Un expérience pionnière en France

À grand renfort de publicité, le parcours d’entraînement physique est présenté lors de sa création comme l’un des premiers du genre en forêt domaniale. La presse locale insiste sur le caractère innovant du projet : « Cette expérience originale est une des premières en France. Le principe existe depuis le début du siècle selon la formule de l’entraînement diversifié en plein-air, mais jusque-là il était réservé aux écoles d’éducation physique. » (Ouest-France, 1975) Calbrix est particulièrement fier d’avoir « lancé le premier parcours dans l’Orne et le premier en forêt domaniale en France à sa connaissance[42] ».

Des recherches plus approfondies à travers les territoires pourraient venir nuancer le caractère exemplaire et inaugural de « ce premier parcours ». Par exemple, le journal Marie France d’octobre 1974, magazine mensuel féminin, mentionne l’existence de circuits « en forêt de Saint-Germain-en-Laye, d’Écouves près d’Alençon et d’Orléans. D’autres sont en projet à Fontainebleau, dans les bois de Boulogne et de Vincennes ». Nous éviterons par conséquent de trancher hâtivement sur la réelle primauté du parcours d’Écouves. Mais le fait est qu’il fait partie des premières initiatives en France et préfigure la construction massive, dans les agglomérations, des futurs parcours santé développés sous l’égide des ministères de la Jeunesse et des Sports et de la Santé dans les années 1980.

Pour l’heure, l’État encourage la création des circuits rustiques d’activités physiques aménagés (CRAPA). Un programme expérimental a été lancé, en 1974[43], par le Secrétariat d’État à la Jeunesse et aux Sports avec la participation des collectivités locales et du Comité national olympique et sportif français (CNOSF) (Villard, 1978).

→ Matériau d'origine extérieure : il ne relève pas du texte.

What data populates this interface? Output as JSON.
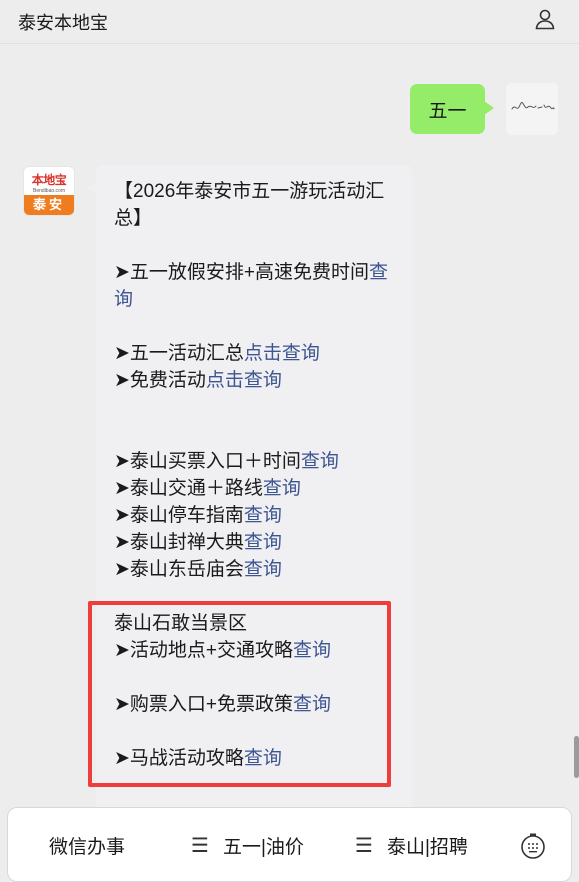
{
  "header": {
    "title": "泰安本地宝"
  },
  "outgoing": {
    "text": "五一"
  },
  "bot": {
    "logo_top": "本地宝",
    "logo_mid": "Bendibao.com",
    "logo_bottom": "泰安"
  },
  "message": {
    "title": "【2026年泰安市五一游玩活动汇总】",
    "section1": {
      "text": "➤五一放假安排+高速免费时间",
      "link": "查询"
    },
    "section2": [
      {
        "text": "➤五一活动汇总",
        "link": "点击查询"
      },
      {
        "text": "➤免费活动",
        "link": "点击查询"
      }
    ],
    "section3": [
      {
        "text": "➤泰山买票入口＋时间",
        "link": "查询"
      },
      {
        "text": "➤泰山交通＋路线",
        "link": "查询"
      },
      {
        "text": "➤泰山停车指南",
        "link": "查询"
      },
      {
        "text": "➤泰山封禅大典",
        "link": "查询"
      },
      {
        "text": "➤泰山东岳庙会",
        "link": "查询"
      }
    ],
    "section4": {
      "heading": "泰山石敢当景区",
      "items": [
        {
          "text": "➤活动地点+交通攻略",
          "link": "查询"
        },
        {
          "text": "➤购票入口+免票政策",
          "link": "查询"
        },
        {
          "text": "➤马战活动攻略",
          "link": "查询"
        }
      ]
    }
  },
  "menu": {
    "item1": "微信办事",
    "item2": "五一|油价",
    "item3": "泰山|招聘"
  },
  "colors": {
    "bubble_out": "#95ec69",
    "link": "#3d5591",
    "highlight": "#ee3d3d",
    "logo_orange": "#ef7c1f"
  }
}
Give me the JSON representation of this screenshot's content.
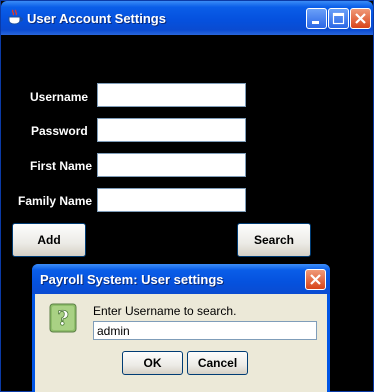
{
  "window": {
    "title": "User Account Settings",
    "app_icon": "java-coffee-cup-icon",
    "controls": [
      "minimize-icon",
      "maximize-icon",
      "close-icon"
    ]
  },
  "form": {
    "username_label": "Username",
    "password_label": "Password",
    "first_name_label": "First Name",
    "family_name_label": "Family Name",
    "username_value": "",
    "password_value": "",
    "first_name_value": "",
    "family_name_value": "",
    "add_label": "Add",
    "search_label": "Search"
  },
  "dialog": {
    "title": "Payroll System: User settings",
    "icon": "question-icon",
    "message": "Enter Username to search.",
    "input_value": "admin",
    "ok_label": "OK",
    "cancel_label": "Cancel"
  },
  "colors": {
    "titlebar": "#0551de",
    "background": "#000000",
    "dialog_body": "#ece9d8",
    "close_button": "#d8441a"
  }
}
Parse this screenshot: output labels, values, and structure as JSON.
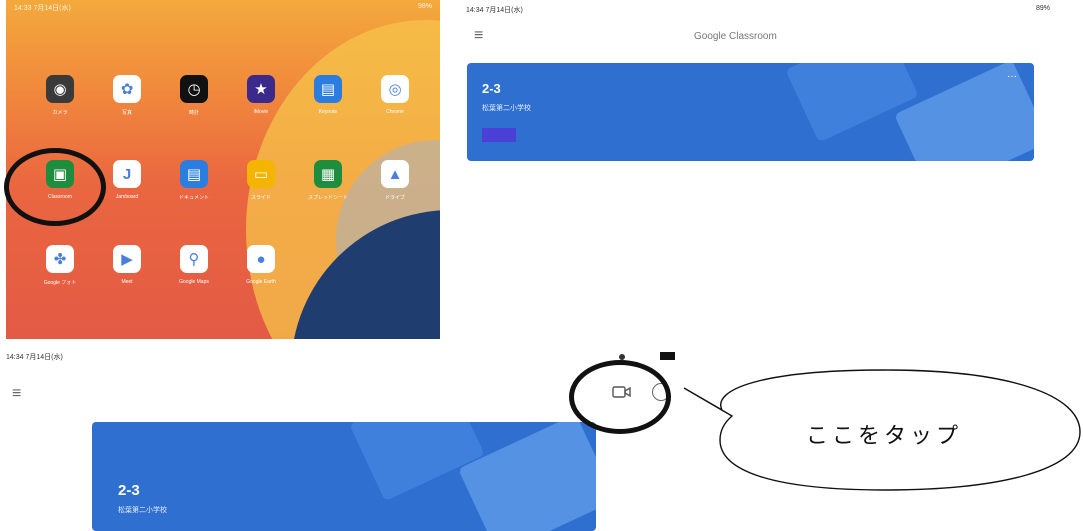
{
  "home_screen": {
    "status_left": "14:33 7月14日(水)",
    "status_right": "98%",
    "apps": [
      {
        "label": "カメラ",
        "icon": "camera-icon",
        "color": "#3a3a3a",
        "glyph": "◉"
      },
      {
        "label": "写真",
        "icon": "photos-icon",
        "color": "#ffffff",
        "glyph": "✿"
      },
      {
        "label": "時計",
        "icon": "clock-icon",
        "color": "#111111",
        "glyph": "◷"
      },
      {
        "label": "iMovie",
        "icon": "imovie-icon",
        "color": "#3b2a8c",
        "glyph": "★"
      },
      {
        "label": "Keynote",
        "icon": "keynote-icon",
        "color": "#2b7de0",
        "glyph": "▤"
      },
      {
        "label": "Chrome",
        "icon": "chrome-icon",
        "color": "#ffffff",
        "glyph": "◎"
      },
      {
        "label": "Classroom",
        "icon": "classroom-icon",
        "color": "#1e8e3e",
        "glyph": "▣"
      },
      {
        "label": "Jamboard",
        "icon": "jamboard-icon",
        "color": "#ffffff",
        "glyph": "J"
      },
      {
        "label": "ドキュメント",
        "icon": "docs-icon",
        "color": "#2b7de0",
        "glyph": "▤"
      },
      {
        "label": "スライド",
        "icon": "slides-icon",
        "color": "#f4b400",
        "glyph": "▭"
      },
      {
        "label": "スプレッドシート",
        "icon": "sheets-icon",
        "color": "#1e8e3e",
        "glyph": "▦"
      },
      {
        "label": "ドライブ",
        "icon": "drive-icon",
        "color": "#ffffff",
        "glyph": "▲"
      },
      {
        "label": "Google フォト",
        "icon": "google-photos-icon",
        "color": "#ffffff",
        "glyph": "✤"
      },
      {
        "label": "Meet",
        "icon": "meet-icon",
        "color": "#ffffff",
        "glyph": "▶"
      },
      {
        "label": "Google Maps",
        "icon": "maps-icon",
        "color": "#ffffff",
        "glyph": "⚲"
      },
      {
        "label": "Google Earth",
        "icon": "earth-icon",
        "color": "#ffffff",
        "glyph": "●"
      }
    ]
  },
  "classroom_top": {
    "status_left": "14:34 7月14日(水)",
    "status_right": "89%",
    "menu_icon": "≡",
    "title": "Google Classroom",
    "class_name": "2-3",
    "section": "松葉第二小学校",
    "more_icon": "···"
  },
  "classroom_bottom": {
    "status_left": "14:34 7月14日(水)",
    "menu_icon": "≡",
    "class_name": "2-3",
    "section": "松葉第二小学校"
  },
  "callout": {
    "text": "ここをタップ"
  },
  "colors": {
    "card_blue": "#2f6fcf",
    "marker": "#111111"
  }
}
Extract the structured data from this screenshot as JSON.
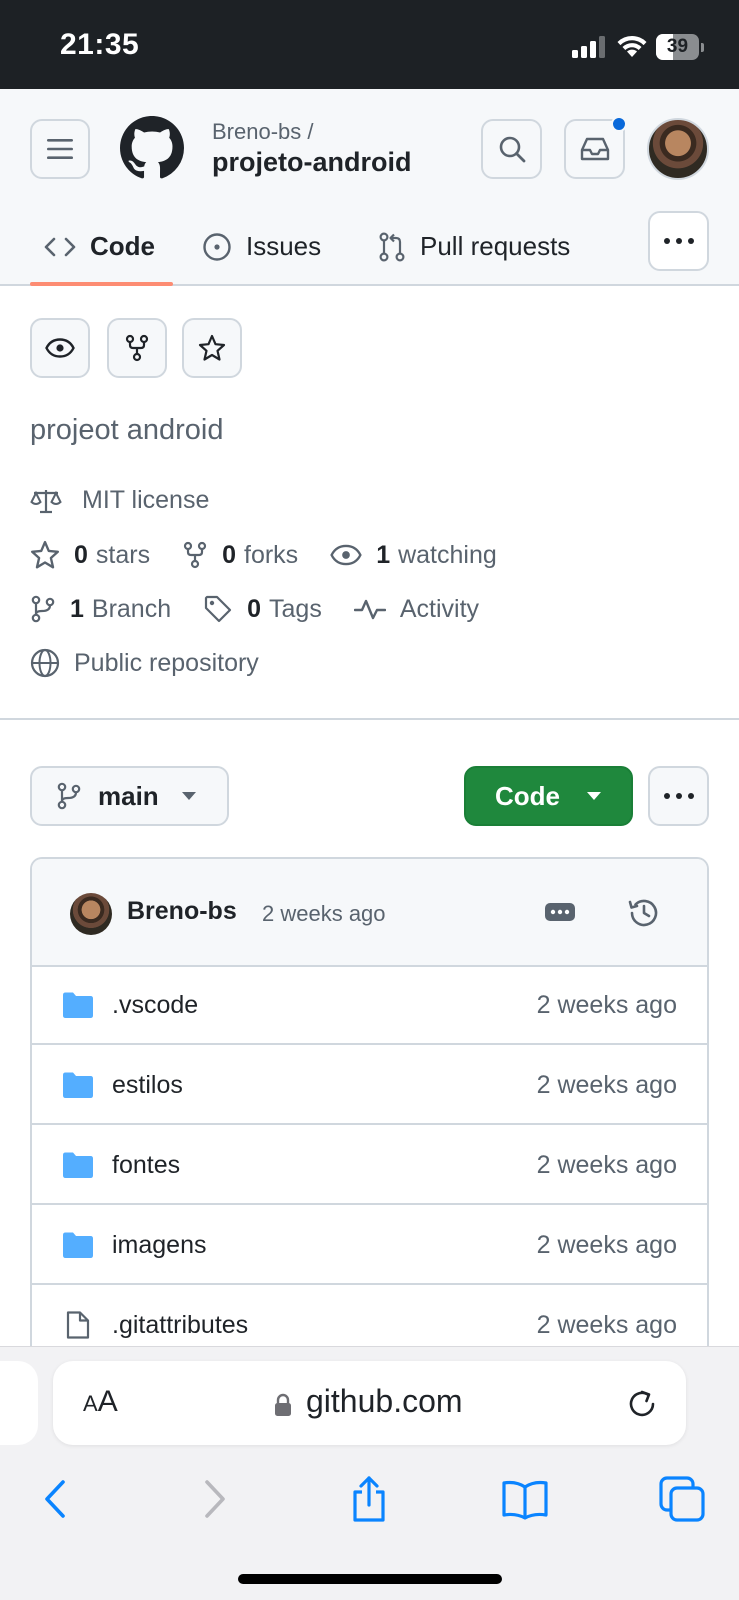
{
  "status_bar": {
    "time": "21:35",
    "battery_percent": "39",
    "battery_level": 0.39,
    "icons": [
      "signal-icon",
      "wifi-icon",
      "battery-icon"
    ]
  },
  "header": {
    "owner": "Breno-bs /",
    "repo_name": "projeto-android",
    "icons": [
      "hamburger-menu-icon",
      "github-logo",
      "search-icon",
      "inbox-icon",
      "user-avatar"
    ],
    "notification_dot_color": "#0969da"
  },
  "tabs": {
    "items": [
      {
        "label": "Code",
        "icon": "code-icon",
        "active": true
      },
      {
        "label": "Issues",
        "icon": "issue-opened-icon",
        "active": false
      },
      {
        "label": "Pull requests",
        "icon": "git-pull-request-icon",
        "active": false
      }
    ],
    "more_icon": "kebab-horizontal-icon",
    "underline_color": "#fd8c73"
  },
  "repo": {
    "action_icons": [
      "eye-icon",
      "repo-forked-icon",
      "star-icon"
    ],
    "description": "projeot android",
    "license": "MIT license",
    "stars_count": "0",
    "stars_label": "stars",
    "forks_count": "0",
    "forks_label": "forks",
    "watching_count": "1",
    "watching_label": "watching",
    "branch_count": "1",
    "branch_label": "Branch",
    "tags_count": "0",
    "tags_label": "Tags",
    "activity_label": "Activity",
    "visibility": "Public repository"
  },
  "branch_bar": {
    "branch": "main",
    "code_button": "Code",
    "code_button_color": "#1f883d"
  },
  "commit": {
    "author": "Breno-bs",
    "time": "2 weeks ago",
    "icons": [
      "ellipsis-icon",
      "history-icon"
    ]
  },
  "files": [
    {
      "name": ".vscode",
      "type": "folder",
      "date": "2 weeks ago"
    },
    {
      "name": "estilos",
      "type": "folder",
      "date": "2 weeks ago"
    },
    {
      "name": "fontes",
      "type": "folder",
      "date": "2 weeks ago"
    },
    {
      "name": "imagens",
      "type": "folder",
      "date": "2 weeks ago"
    },
    {
      "name": ".gitattributes",
      "type": "file",
      "date": "2 weeks ago"
    }
  ],
  "safari": {
    "text_size_label": "AA",
    "url": "github.com",
    "toolbar_icons": [
      "back-icon",
      "forward-icon",
      "share-icon",
      "bookmarks-icon",
      "tabs-icon"
    ],
    "accent_color": "#0a84ff"
  }
}
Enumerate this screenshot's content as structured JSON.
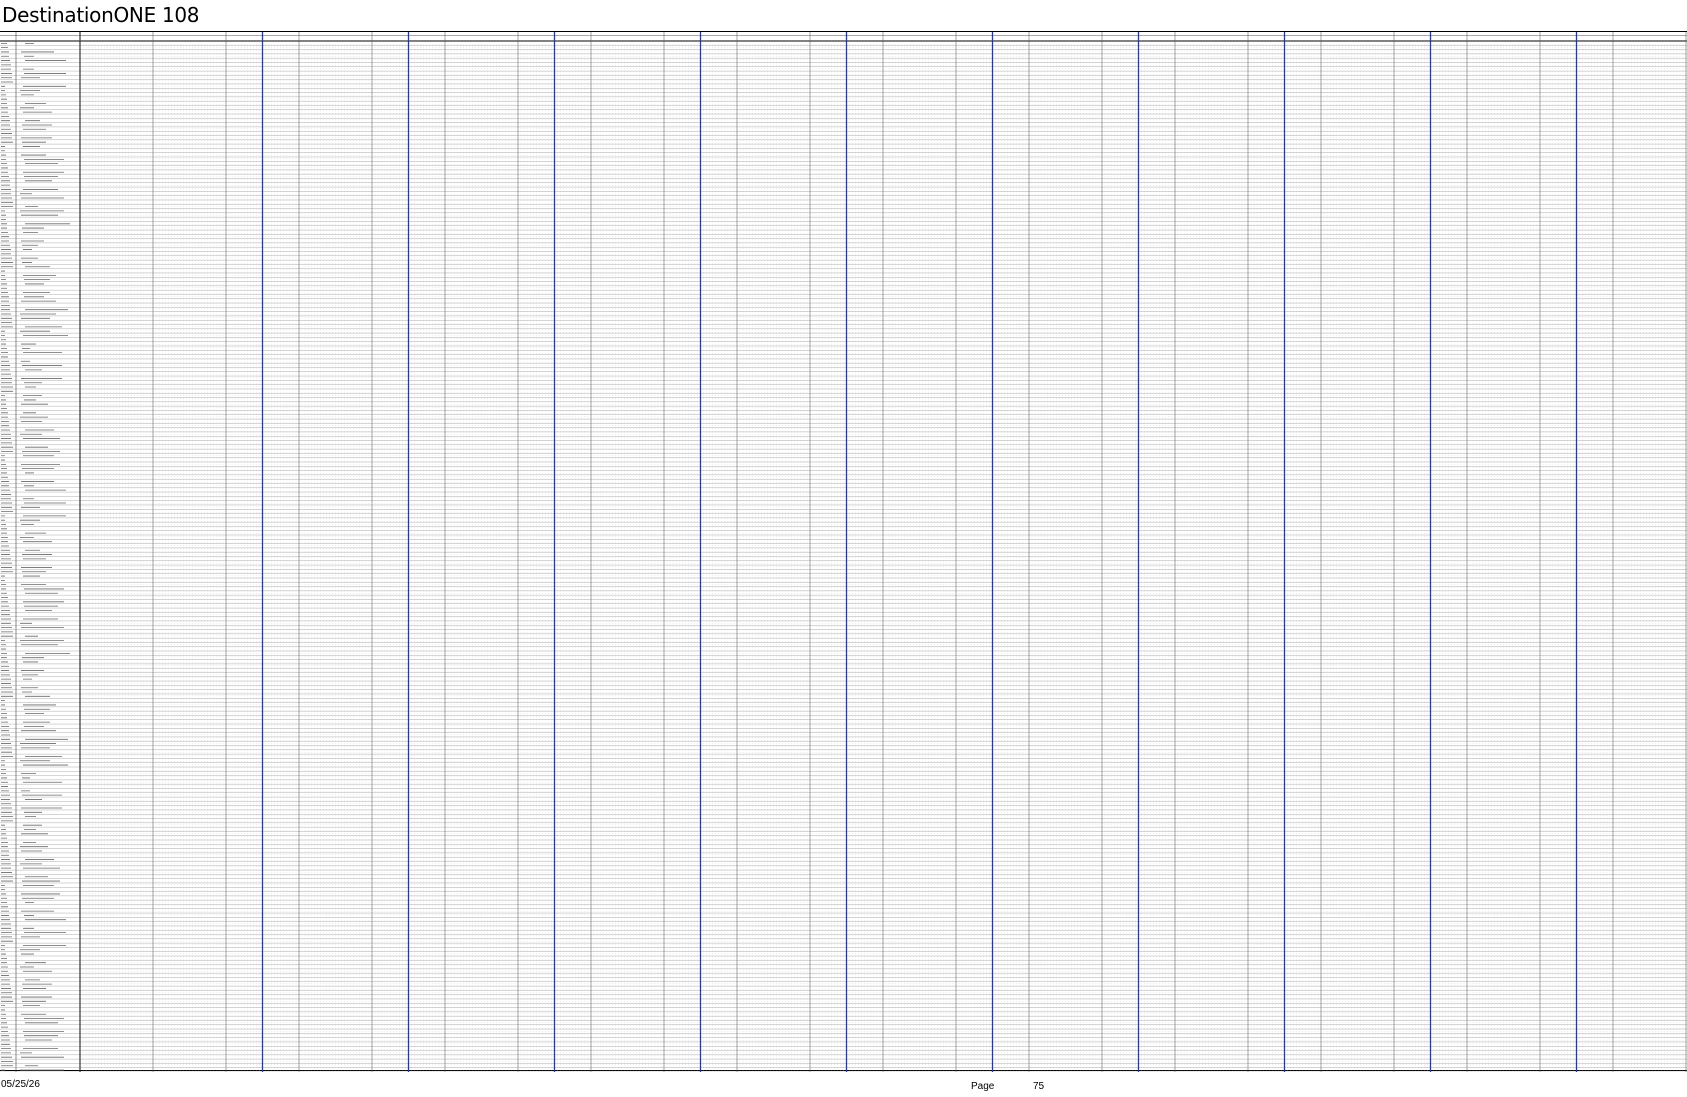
{
  "document": {
    "title": "DestinationONE 108"
  },
  "grid": {
    "header_labels": [
      "",
      "",
      "",
      ""
    ],
    "row_count": 240,
    "week_groups": 22,
    "cells_per_group": 24,
    "highlight_group_every": [
      3,
      2,
      2,
      2,
      2,
      2,
      2,
      2,
      2,
      2
    ],
    "line_color": "#8a8a8a",
    "cell_border_color": "#b0b0b0",
    "highlight_line_color": "#2b3a8c",
    "text_placeholder_color": "#6a6a6a"
  },
  "footer": {
    "date": "05/25/26",
    "page_label": "Page",
    "page_number": "75"
  }
}
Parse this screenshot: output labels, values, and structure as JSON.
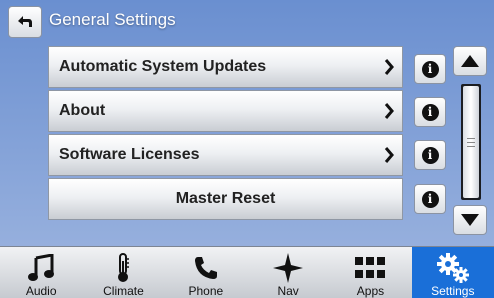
{
  "header": {
    "title": "General Settings"
  },
  "menu": {
    "items": [
      {
        "label": "Automatic System Updates",
        "has_chevron": true
      },
      {
        "label": "About",
        "has_chevron": true
      },
      {
        "label": "Software Licenses",
        "has_chevron": true
      },
      {
        "label": "Master Reset",
        "has_chevron": false
      }
    ]
  },
  "info_icons": [
    "info-icon",
    "info-icon",
    "info-icon",
    "info-icon"
  ],
  "nav": {
    "items": [
      {
        "label": "Audio",
        "icon": "music-note-icon"
      },
      {
        "label": "Climate",
        "icon": "thermometer-icon"
      },
      {
        "label": "Phone",
        "icon": "phone-icon"
      },
      {
        "label": "Nav",
        "icon": "compass-star-icon"
      },
      {
        "label": "Apps",
        "icon": "apps-grid-icon"
      },
      {
        "label": "Settings",
        "icon": "gears-icon",
        "active": true
      }
    ]
  },
  "colors": {
    "background_top": "#6a8fd0",
    "background_bottom": "#9fb6e0",
    "active_tab": "#1a6fd8"
  }
}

Il consiste à faciliter l’autorisation administrative et l’aménagement, à des fins d’activités physiques pour tous et de santé, de circuits ponctués d’exercices adaptés en pleine nature, à proximité des agglomérations. L’utilisation de matériaux naturels s’intégrant au paysage, ainsi qu’une signalétique spécifique et détaillée doivent permettre à chacun de s’exercer librement et à son rythme. Le parcours d’Écouves entre dans cette démarche souhaitée par l’État et ce type de programme expérimental, bien que son instigateur principal préfère l’appellation « parcours d’entraînement physique ». Fidèle à ses convictions hébertistes, Calbrix évite en effet cette dénomination officielle de CRAPA, sans racine et signification historique pour lui. Tout comme il fustige les parcours VITA développés en Suisse depuis les années 1960, par la compagnie du même nom qui délivre des assurances sur la vie : « ils sont composés d’exercices analytiques habituellement pratiqués en salle et transposés dans la nature, ce qui est un non-sens[44] ». En d’autres termes, notre acteur souhaite garder une forme d’autonomie dans ses initiatives et son approche hébertiste de la nature. Il s’appuie de façon opportune et intéressée sur les structures en place, les projets nationaux et locaux, les directives des ministères de la Santé et de la Jeunesse et des Sports, tout en conservant une marge de manœuvre, à la fois éthique, conceptuelle et pratique, dans son rapport aux activités de plein air.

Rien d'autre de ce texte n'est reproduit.